I was able to reproduce the issue with the DirectRunner
and a simple pipeline that reads from Pub/Sub, uses the first word of the message as the key, applies the GroupByKey
and then logs the entries. Seems like the GBK step waits for all the data to arrive and, as it's an unbounded source, does not emit any result.
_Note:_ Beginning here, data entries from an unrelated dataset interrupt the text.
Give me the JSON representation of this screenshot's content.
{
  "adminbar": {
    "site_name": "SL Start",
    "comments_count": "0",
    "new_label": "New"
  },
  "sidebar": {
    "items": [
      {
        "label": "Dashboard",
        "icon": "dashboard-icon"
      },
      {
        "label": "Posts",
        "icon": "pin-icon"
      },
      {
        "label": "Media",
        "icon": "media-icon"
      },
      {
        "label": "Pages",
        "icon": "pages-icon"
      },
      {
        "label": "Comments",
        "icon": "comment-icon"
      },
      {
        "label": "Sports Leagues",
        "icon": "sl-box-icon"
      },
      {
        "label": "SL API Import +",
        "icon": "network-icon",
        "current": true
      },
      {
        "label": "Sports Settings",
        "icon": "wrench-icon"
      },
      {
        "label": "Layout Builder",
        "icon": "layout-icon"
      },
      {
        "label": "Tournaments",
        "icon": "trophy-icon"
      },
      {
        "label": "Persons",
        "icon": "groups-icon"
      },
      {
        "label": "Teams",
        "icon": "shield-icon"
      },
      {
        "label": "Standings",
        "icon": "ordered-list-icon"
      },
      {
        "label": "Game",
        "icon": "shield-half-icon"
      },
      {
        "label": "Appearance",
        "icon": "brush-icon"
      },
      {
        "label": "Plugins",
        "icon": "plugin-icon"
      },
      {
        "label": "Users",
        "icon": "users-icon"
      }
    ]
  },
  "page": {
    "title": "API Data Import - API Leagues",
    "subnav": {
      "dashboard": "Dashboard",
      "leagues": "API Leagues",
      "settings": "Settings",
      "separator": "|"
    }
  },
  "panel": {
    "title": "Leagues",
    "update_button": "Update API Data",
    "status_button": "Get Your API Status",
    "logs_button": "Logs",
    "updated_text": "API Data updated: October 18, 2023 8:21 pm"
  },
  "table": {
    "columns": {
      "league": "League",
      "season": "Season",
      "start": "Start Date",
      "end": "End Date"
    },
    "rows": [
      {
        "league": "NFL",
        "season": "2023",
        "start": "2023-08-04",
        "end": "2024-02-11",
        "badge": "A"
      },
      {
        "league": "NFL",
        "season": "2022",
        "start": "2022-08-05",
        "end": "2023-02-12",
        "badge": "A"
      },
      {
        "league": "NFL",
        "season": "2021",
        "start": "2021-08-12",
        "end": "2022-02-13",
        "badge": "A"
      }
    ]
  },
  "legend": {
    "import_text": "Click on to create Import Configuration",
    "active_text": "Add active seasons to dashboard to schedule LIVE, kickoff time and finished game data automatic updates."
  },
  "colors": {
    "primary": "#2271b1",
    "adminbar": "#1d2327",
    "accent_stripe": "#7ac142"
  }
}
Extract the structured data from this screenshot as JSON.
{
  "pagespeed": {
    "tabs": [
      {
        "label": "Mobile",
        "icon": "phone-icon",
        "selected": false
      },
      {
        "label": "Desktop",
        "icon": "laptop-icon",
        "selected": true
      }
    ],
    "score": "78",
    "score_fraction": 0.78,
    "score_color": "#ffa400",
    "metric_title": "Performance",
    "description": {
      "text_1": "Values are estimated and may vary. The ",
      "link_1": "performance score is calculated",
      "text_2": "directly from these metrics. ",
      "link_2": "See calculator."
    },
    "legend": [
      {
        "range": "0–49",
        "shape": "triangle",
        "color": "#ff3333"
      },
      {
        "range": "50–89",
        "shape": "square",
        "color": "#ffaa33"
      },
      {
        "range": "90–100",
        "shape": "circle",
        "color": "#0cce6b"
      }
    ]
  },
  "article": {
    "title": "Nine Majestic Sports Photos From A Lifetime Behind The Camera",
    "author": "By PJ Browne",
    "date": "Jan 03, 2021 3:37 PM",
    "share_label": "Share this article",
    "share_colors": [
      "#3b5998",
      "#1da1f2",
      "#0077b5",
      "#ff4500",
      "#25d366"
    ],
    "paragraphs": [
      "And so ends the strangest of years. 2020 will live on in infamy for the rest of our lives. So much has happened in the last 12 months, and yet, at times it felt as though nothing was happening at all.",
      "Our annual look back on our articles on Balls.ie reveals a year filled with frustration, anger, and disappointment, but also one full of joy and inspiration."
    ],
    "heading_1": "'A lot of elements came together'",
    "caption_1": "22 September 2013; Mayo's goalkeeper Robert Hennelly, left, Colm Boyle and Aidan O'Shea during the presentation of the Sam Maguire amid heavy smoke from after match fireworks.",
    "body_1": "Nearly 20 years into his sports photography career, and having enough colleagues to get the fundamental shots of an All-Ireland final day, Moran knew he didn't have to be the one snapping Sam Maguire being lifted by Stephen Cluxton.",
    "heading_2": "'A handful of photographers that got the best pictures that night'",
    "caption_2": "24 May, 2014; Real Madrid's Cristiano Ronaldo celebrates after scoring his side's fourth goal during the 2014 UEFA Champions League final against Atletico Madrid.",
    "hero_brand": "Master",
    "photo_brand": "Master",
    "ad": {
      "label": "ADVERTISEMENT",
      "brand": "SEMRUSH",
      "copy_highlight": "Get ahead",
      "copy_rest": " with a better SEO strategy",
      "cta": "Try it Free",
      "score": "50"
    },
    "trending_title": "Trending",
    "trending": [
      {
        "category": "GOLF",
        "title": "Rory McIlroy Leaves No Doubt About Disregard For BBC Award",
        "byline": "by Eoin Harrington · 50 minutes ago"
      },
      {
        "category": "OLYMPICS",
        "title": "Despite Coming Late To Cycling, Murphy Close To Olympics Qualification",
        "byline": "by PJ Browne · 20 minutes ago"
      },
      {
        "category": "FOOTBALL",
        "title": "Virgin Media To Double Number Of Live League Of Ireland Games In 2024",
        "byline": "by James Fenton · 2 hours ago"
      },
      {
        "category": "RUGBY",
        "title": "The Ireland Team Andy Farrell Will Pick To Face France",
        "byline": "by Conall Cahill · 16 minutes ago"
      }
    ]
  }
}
What worked for me is to define a windowing strategy with triggering such as:
object PubSubTest {
private lazy val log = LoggerFactory.getLogger(this.getClass)
def main(cmdlineArgs: Array[String]): Unit = {
val (sc, args) = ContextAndArgs(cmdlineArgs)
val defaultInputSub = "test_sub"
val subscription = args.getOrElse("input", defaultInputSub)
val project = "PROJECT_ID"
sc.pubsubSubscription[String](s"projects/$project/subscriptions/$subscription")
// provide window options including triggering
.withFixedWindows(duration = Duration.standardSeconds(10), options = WindowOptions(
trigger = Repeatedly.forever(AfterProcessingTime.pastFirstElementInPane()
.plusDelayOf(Duration.standardSeconds(2))),
accumulationMode = AccumulationMode.ACCUMULATING_FIRED_PANES,
closingBehavior = ClosingBehavior.FIRE_IF_NON_EMPTY,
allowedLateness = Duration.standardSeconds(0))
)
// use first word of the Pub/Sub message as the key
.keyBy(a => a.split(" ")(0))
.groupByKey
.map(entry => log.info(s"${entry._1} was repeated ${entry._2.size} times"))
val result = sc.close().waitUntilFinish()
}
}